Numerical and digital image correlation study of the flexural behavior of prestressed ultra-high-performance concrete beams made from locally available materials

Abstract

This paper presents finite element simulations of the flexural behavior of three prestressed ultra-high-performance concrete (UHPC) beams based on the concrete damaged plasticity model (CDPM) available within Abaqus. A novel numerical model that applies the prestressing force through surface traction is proposed. The flexural deformation of the prestressed UHPC beams is simulated from the application of the prestressing force through failure under flexural loading. Material properties were measured and informed values for CDPM input parameters. The model was compared with four-point loading tests previously conducted to study the flexural behavior of large-scale prestressed UHPC beams.
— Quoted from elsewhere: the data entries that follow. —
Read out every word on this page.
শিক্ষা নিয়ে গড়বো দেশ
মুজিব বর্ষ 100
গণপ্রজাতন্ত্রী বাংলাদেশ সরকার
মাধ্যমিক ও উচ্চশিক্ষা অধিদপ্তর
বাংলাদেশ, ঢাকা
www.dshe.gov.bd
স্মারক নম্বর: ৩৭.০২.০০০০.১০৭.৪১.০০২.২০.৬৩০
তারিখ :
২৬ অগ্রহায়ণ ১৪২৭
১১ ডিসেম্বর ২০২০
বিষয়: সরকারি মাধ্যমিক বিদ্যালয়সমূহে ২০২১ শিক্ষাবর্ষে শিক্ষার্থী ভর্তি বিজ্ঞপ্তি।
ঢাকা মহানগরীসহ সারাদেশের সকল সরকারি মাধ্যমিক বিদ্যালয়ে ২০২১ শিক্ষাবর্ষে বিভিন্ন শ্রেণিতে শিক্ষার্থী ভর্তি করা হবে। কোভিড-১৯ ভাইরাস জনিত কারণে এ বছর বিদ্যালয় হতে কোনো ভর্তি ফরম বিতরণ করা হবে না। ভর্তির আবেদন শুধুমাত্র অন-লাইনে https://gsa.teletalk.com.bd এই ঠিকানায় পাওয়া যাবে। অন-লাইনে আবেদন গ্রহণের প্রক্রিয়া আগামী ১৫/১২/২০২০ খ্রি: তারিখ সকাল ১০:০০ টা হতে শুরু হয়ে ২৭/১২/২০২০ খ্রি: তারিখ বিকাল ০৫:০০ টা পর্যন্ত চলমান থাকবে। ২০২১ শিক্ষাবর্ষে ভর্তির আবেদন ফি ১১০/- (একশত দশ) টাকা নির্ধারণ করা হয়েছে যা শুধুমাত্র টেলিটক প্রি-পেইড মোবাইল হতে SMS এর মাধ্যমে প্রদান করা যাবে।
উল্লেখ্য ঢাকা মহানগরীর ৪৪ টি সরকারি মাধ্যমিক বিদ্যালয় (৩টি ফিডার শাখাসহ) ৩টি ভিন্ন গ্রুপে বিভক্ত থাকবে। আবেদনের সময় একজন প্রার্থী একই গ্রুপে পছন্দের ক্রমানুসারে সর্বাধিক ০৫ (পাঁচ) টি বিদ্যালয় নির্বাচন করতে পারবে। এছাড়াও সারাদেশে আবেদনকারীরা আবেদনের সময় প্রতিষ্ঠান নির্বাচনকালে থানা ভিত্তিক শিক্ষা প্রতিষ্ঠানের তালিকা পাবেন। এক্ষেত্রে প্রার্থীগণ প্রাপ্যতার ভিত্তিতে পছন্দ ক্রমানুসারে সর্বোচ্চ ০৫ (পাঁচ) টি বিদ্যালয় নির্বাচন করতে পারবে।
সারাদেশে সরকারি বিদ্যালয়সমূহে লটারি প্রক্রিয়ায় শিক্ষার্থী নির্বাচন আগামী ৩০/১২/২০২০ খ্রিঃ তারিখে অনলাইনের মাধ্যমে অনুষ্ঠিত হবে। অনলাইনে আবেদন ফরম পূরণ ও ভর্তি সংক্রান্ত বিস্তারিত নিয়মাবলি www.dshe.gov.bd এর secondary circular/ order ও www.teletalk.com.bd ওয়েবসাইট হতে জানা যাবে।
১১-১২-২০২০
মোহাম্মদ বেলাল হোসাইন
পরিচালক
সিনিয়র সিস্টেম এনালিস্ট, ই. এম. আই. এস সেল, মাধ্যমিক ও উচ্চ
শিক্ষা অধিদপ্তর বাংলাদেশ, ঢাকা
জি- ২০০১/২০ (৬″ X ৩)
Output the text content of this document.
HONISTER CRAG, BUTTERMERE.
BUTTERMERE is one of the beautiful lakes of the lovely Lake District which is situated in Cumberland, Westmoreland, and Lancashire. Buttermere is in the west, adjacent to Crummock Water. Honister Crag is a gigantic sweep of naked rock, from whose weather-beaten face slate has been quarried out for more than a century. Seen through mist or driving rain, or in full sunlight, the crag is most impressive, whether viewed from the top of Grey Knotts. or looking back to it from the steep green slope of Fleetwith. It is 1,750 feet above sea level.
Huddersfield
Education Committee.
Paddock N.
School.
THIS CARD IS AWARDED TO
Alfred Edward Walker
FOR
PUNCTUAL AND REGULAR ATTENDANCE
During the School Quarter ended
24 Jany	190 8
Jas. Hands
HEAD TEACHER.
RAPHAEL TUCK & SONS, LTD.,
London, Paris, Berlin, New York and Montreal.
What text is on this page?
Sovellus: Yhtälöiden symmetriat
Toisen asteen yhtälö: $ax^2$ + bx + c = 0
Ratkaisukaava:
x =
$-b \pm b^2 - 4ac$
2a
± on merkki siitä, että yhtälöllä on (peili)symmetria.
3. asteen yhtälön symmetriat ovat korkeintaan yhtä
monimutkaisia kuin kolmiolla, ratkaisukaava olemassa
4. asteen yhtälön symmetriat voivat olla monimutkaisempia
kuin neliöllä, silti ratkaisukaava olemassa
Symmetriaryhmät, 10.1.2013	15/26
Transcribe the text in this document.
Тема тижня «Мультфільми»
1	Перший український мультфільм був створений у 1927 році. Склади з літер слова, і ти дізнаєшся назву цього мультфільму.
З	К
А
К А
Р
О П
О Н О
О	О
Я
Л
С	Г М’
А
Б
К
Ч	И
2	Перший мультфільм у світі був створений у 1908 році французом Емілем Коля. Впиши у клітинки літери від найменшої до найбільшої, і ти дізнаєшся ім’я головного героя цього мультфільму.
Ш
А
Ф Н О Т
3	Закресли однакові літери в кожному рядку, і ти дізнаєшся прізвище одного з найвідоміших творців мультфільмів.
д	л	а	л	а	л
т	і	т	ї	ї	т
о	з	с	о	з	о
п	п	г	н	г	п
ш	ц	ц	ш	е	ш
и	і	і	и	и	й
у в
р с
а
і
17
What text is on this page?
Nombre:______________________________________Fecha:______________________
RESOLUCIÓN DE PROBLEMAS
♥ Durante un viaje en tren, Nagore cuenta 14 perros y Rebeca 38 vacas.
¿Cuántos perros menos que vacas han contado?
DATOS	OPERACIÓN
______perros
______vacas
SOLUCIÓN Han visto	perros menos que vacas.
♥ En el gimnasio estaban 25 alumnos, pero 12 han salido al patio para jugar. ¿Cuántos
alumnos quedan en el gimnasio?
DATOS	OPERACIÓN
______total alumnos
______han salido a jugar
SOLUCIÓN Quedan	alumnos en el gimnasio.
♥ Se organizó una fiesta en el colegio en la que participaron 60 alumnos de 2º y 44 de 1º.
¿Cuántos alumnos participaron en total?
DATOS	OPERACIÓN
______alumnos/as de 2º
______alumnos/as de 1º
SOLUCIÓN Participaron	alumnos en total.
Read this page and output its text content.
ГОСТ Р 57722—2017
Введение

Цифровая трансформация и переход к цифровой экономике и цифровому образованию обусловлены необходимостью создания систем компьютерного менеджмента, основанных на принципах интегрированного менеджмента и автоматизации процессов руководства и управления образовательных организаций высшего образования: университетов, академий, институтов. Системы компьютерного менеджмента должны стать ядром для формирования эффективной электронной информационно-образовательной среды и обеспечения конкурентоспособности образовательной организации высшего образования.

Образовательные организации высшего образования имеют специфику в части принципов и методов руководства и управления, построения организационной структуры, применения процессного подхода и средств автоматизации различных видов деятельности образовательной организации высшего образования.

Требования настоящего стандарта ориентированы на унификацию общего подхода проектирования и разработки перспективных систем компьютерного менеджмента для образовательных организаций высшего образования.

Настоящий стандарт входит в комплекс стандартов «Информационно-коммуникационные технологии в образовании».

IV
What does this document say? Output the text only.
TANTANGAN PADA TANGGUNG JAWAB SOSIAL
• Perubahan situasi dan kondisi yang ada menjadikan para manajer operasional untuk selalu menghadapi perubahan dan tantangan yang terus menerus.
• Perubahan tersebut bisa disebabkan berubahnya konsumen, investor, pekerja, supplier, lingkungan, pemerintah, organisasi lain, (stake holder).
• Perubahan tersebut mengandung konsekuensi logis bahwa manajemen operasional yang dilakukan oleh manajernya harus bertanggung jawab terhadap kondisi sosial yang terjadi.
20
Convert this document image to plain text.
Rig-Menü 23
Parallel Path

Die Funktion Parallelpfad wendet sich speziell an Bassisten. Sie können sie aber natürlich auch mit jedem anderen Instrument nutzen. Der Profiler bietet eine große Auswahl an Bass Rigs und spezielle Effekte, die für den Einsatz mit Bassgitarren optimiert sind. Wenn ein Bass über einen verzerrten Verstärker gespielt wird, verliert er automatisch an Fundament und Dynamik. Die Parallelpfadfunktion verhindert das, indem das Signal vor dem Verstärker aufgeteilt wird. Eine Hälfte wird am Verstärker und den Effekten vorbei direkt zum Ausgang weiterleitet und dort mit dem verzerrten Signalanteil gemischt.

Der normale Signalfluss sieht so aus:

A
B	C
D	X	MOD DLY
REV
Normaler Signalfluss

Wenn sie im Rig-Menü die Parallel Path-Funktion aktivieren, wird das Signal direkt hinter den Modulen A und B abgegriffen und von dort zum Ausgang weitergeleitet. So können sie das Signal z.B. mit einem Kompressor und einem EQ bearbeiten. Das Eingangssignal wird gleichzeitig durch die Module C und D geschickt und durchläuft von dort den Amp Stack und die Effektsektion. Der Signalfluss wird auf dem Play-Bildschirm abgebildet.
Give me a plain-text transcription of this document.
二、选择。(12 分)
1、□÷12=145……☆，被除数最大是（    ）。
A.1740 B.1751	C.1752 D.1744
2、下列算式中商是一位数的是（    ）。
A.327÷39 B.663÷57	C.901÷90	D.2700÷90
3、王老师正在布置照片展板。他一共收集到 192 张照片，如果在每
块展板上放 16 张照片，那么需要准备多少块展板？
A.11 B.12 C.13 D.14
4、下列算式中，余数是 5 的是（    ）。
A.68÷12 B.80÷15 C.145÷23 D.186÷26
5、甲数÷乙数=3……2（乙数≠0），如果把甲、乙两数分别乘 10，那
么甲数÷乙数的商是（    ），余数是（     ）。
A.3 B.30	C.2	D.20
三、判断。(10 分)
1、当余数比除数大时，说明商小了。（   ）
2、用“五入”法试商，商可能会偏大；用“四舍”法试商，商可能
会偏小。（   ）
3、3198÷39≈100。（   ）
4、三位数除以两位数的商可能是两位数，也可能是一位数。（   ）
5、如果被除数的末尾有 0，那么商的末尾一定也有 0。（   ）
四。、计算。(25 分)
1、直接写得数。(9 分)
Digital image correlation (DIC), supplemented with traditional sensors, was used during the test to monitor behavior. The primary results based on the numerical modeling are as follows: • The model is validated to accurately simulate the flexural behavior of prestressed UHPC beams, both in global deflection and local strain. • The prestressing process, including camber deformations, is effectively simulated. • The new approach to apply prestressing force in the model can be applied in scenarios requiring large prestressing forces. • The numerical results are also validated through comparison with DIC results. The new numerical modeling approach will be effective for guiding experimental studies and design of prestressed UHPC beam elements.